Every now and then, the perfect show comes at the perfect moment. The stunning production of “Fun Home” currently at Farmers Alley Theatre in Kalamazoo is that rare case.
An exquisitely crafted musical that tells a powerful coming-of-age story equal parts poignant and heart breaking, as well as devastatingly beautiful and laugh-out-loud funny, this “Fun Home” emerges with an extraordinary cast and inventive design, all under the exceptional direction of Kathy Mulay.
Based on Alison Bechdel’s critically acclaimed graphic memoir, and adapted by (Kalamazoo College graduate) Lisa Kron with music by Jeanine Tesori, “Fun Home” opened on Broadway in 2013, winning five Tony Awards, including Best Musical, Best Book, and Best Original Score. Also notable (and rather shocking): it’s the first Broadway musical to feature a lesbian protagonist.
That protagonist is Bechdel herself as she pens her graphic memoir, remembering and reliving the highlights of her childhood and adolescence, which includes her coming out to her small-town Pennsylvania family. Portrayed by three actresses — the adult writer, the child and the college student — Bechdel’s coming of age is unique in that she grew up in a funeral home and it coincides with the revelation that her father, too, is gay, and that his closeted existence has had devastating effects.
The devastation becomes real through universally marvelous performances here. Michele Maika Berg is the adult Bechdel who witnesses and reflects on her memories as they play out; Megan O’Callighan is the college-age Bechdel coming to understand herself and the magnificent possibilities in unapologetically accepting herself (and she also plays beautifully with Emma Wineman as her plucky first girlfriend); and Carly Koch is the child Bechdel, replaying moments with a subtle self-reflexive awareness that they will be remembered as fodder for an older, wiser self who needs desperately to make sense of her life.
Each actress breathes life into these archetypal ages in such a way that we who witness them can see ourselves in them. These parts are written and performed as such so they clearly are ultimately the same human, same life.
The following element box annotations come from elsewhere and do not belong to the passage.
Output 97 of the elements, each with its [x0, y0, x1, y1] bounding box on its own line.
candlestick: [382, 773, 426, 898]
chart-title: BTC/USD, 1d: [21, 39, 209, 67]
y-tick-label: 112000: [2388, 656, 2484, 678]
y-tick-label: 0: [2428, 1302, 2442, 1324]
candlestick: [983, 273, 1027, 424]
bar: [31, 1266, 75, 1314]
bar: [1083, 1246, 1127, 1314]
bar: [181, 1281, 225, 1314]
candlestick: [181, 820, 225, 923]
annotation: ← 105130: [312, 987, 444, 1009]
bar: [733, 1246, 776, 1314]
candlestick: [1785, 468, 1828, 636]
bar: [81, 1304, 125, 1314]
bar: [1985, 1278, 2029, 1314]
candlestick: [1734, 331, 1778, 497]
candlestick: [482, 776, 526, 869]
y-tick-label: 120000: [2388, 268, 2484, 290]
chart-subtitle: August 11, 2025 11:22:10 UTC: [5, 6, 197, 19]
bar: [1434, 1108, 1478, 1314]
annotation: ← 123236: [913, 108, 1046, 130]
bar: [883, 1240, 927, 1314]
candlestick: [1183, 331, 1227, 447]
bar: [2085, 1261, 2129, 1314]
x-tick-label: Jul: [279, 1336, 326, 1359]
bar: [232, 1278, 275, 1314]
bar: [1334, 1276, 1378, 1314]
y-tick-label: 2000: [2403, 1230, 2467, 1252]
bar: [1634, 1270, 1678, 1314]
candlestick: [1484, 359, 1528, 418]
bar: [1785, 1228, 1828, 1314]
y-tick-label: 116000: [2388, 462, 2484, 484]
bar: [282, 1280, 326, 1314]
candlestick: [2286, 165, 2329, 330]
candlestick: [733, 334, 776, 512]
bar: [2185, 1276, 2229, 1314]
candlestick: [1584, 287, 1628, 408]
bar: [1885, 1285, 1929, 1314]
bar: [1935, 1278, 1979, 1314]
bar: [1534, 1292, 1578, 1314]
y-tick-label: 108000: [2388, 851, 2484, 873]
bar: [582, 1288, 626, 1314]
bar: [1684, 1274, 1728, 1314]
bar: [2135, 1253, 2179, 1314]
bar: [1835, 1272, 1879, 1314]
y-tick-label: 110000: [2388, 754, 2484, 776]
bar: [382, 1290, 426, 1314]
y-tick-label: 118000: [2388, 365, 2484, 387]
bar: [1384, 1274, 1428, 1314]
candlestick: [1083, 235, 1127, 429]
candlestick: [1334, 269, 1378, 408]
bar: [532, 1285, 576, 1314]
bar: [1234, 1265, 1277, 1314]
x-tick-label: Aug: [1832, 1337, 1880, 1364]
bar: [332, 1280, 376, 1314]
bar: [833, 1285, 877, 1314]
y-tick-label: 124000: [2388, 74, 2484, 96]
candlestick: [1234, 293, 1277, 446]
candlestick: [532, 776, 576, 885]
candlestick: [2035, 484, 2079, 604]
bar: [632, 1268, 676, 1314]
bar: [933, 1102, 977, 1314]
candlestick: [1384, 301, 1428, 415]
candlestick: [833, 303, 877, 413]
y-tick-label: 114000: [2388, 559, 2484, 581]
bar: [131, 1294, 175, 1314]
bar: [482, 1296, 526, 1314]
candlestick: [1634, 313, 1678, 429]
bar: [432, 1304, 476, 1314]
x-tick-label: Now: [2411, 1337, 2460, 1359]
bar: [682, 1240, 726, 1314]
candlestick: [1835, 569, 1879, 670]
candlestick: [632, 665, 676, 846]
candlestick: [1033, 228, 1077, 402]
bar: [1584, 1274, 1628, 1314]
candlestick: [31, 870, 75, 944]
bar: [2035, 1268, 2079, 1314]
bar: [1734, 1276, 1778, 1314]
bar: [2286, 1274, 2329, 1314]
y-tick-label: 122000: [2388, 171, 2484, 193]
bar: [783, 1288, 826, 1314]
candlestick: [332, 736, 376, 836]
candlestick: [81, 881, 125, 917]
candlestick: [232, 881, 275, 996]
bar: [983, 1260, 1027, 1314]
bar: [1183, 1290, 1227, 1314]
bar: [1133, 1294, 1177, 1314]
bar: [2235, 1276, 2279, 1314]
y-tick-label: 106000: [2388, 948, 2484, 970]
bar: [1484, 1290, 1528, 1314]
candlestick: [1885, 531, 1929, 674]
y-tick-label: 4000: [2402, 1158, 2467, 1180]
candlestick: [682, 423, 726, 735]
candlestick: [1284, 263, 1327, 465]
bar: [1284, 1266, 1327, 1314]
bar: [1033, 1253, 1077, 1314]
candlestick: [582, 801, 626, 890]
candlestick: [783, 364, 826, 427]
It’s a marvel, thanks to brilliant writing, even-handed direction, and glorious performances.
Denene Mulay Koch and Tony Humrichouser also give tremendous performances as Bechdel’s parents, wonderfully complex characters who are loving, flawed, tormented, delightful. Humrichouser captures Bruce as the doting father who suffers from his own demons that psychologically terrorize everyone in his path. Koch, always a gorgeous singer who expresses emotion powerfully through song, uses that gift here to full effect and also gives a breakthrough acting performance as the mother, Helen, neglected and spent from doing right by everyone but herself. She will move all but the coldest of hearts, particularly with her gripping “Days and Days.”
The story is so powerful, it’s possible to overlook just how crucial the music is to the magnificent storytelling that expresses (and elicits) such complexity of emotion. Music Director Cole P. Abod is to be commended for what he does with the score as well as his talented seven-piece orchestra.
The design, too, plays a remarkable role in the storytelling. Lee Buckholz’s tremendous set, with an upstage platform from which Bechdel the narrator perches, witnesses, writes/draws, and remembers is complemented by the downstage set where the memories play out. A turntable floor allows for seamless set changes and movement within scenes while also representing the circularity of memory. Laura Cornish’s lights also highlight mood and symbolically show the murkiness of memory.
As a memory play that’s a graphic memoir sprung to life through music, “Fun Home” is a feat — and one that shows just how powerful storytelling can be in adaptation, collaboration, and as a mash-up of art forms. And to have such a stellar team of actors, designers, and a director so clearly in command is a gift. That it opened on Pride weekend just makes it all the more generous and well-received.